Situé sur la rive orientale du Nil, entre Louxor et Edfou, el-Kab – l’antique Nekheb, dédiée à la déesse Nekhbet – est l’une des plus anciennes cités de l’Égypte antique : des tombes du IVe millénaire avant notre ère y ont été mises au jour. L’enceinte de la ville, construite en briques crues, est toujours
visible. Si les vestiges de la ville et des deux temples, dont l’un datait du règne de Ramsès II, ne sont plus très impressionnants, les tombes peintes, datant de la XVIIe et du début de la XVIIIe dynastie, dévoilent des exploits guerriers et des scènes agricoles de toute beauté.

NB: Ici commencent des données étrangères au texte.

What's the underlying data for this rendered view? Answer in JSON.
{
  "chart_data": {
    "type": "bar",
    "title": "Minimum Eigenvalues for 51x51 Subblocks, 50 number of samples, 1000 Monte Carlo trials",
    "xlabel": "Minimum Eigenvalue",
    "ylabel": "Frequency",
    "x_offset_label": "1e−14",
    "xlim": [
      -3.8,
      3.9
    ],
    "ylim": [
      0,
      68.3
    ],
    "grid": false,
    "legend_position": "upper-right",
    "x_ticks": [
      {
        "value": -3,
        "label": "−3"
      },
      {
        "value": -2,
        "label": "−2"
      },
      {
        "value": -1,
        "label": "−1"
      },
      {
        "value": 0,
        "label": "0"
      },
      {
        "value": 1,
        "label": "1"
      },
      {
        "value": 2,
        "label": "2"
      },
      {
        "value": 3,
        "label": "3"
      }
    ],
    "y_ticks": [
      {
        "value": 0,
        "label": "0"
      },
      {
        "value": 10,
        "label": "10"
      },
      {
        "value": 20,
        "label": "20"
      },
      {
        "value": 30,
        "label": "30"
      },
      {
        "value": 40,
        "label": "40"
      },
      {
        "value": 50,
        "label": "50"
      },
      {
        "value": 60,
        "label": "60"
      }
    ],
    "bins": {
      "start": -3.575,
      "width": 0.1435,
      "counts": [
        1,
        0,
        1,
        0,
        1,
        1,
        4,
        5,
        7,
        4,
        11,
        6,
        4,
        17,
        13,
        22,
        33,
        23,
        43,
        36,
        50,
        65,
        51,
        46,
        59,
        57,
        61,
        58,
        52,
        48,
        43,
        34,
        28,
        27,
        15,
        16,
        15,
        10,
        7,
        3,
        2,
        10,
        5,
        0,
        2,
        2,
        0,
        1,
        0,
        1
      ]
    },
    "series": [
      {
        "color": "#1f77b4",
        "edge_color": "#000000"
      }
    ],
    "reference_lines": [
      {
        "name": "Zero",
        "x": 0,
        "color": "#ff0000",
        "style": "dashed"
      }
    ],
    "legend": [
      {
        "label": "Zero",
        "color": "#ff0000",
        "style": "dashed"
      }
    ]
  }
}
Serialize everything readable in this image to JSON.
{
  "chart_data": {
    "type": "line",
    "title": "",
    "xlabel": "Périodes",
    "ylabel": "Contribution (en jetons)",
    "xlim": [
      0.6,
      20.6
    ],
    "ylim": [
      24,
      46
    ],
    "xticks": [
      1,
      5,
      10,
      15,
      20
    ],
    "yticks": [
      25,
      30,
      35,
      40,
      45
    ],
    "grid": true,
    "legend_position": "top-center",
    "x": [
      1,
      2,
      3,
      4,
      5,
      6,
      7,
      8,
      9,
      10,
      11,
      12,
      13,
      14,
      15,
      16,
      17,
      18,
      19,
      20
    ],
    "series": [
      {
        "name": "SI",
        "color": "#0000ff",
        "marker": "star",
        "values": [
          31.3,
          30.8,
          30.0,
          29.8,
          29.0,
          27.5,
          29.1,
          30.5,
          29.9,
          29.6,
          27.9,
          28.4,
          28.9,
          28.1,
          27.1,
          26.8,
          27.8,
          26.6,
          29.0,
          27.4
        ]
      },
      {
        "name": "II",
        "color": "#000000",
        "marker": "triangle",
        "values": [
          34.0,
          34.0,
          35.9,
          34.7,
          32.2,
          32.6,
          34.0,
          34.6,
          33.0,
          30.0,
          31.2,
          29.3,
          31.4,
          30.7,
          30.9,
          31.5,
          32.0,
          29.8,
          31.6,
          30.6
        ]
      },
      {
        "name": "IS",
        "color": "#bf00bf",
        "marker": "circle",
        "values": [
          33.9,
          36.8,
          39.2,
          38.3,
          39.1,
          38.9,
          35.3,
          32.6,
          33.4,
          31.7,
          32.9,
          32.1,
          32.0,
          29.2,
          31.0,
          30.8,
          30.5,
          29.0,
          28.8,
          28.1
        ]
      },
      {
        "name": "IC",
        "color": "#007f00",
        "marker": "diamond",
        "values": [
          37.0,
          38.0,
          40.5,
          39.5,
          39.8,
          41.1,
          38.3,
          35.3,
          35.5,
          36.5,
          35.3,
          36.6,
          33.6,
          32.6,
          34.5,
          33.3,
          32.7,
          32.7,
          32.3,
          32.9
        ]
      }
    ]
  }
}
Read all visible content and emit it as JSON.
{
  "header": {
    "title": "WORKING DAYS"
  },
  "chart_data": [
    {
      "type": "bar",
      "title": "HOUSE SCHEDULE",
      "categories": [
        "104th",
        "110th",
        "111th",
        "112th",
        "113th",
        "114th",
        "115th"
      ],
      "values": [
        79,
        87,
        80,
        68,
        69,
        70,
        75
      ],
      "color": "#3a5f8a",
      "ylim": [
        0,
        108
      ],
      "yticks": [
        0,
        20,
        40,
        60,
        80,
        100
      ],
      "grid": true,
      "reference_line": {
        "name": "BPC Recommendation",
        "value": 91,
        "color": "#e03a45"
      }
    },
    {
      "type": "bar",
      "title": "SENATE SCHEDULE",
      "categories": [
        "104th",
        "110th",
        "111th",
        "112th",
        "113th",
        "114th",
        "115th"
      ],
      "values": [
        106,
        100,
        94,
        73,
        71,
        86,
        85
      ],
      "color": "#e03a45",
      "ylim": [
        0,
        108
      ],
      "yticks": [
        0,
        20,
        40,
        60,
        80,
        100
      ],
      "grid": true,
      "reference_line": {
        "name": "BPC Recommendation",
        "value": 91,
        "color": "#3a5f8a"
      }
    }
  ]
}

Plus loin, au nord de Kom Ombo, se dressent, de part et d’autre du Nil, qui est ici dans sa partie la plus étroite, les immenses carrières du Gebel Silsileh, d’où furent extraites les pierres qui servirent à bâtir la plupart des temples. Mais ce qui nous intéresse, ce sont les inscriptions hiéroglyphiques et les bas-reliefs qui ornent les tombeaux, dont plusieurs ont conservé des traces de peintures. Et un temple spéos, entièrement creusé dans la roche, commencé par le roi Horemheb (dernier pharaon de la XVIIIe dynastie) qui conserve des représentations de Ramsès II et autres divinités.
Isis en sa demeure.
Mais déjà se profile Assouan, « la ville au cœur des flots », selon l’expression des Grecs. Il faut se faire violence et quitter « Rois » pour monter sur une des nombreuses felouques qui animent le fleuve de leurs hautes voiles et visiter l’île Éléphantine ou l’île Kitchener, transformé en agréable jardin botanique, et bien sûr aller à la rencontre d’Isis sur l’île de Philae. Sauvée des eaux, si l’on peut dire !
Englouti une partie de l’année après la construction d’un premier barrage par les Britanniques au début du siècle dernier, le temple de Philae aurait complètement disparu après la mise en service du grand barrage d’Assouan, en 1978, sans le programme de sauvetage des sites archéologiques de la Nubie par l’UNESCO, qui, de 1972 à 1980, a pris en charge le financement du démontage du temple en 40 000 blocs de pierre. Ils ont été ensuite transportés sur l’île d’Agilkia, à 300 m de là, mais plus élevée de 13 m, et reconstitués, au millimètre près, dans leur aspect d’origine.
Le temple consacré à la déesse-mère Isis, d’époque ptolémaïque, est le temple principal de l’île. Il a été pendant des siècles le théâtre d’importantes fêtes cultuelles. Bien après la christianisation totale de la Nubie par Théodose, à la fin du IVe siècle, les fidèles de l’ancienne religion ont continué de s’y rassembler, jusqu’à sa fermeture par Justinien en 550 après Jésus-Christ. On ne peut imaginer, avec les vestiges qui le disputent à la généreuse nature, site plus poétique que cette île où le feuillage et les pierres bruissent de la légende d’une femme amoureuse qui n’en finit pas de pleurer la mort de son bien-aimé.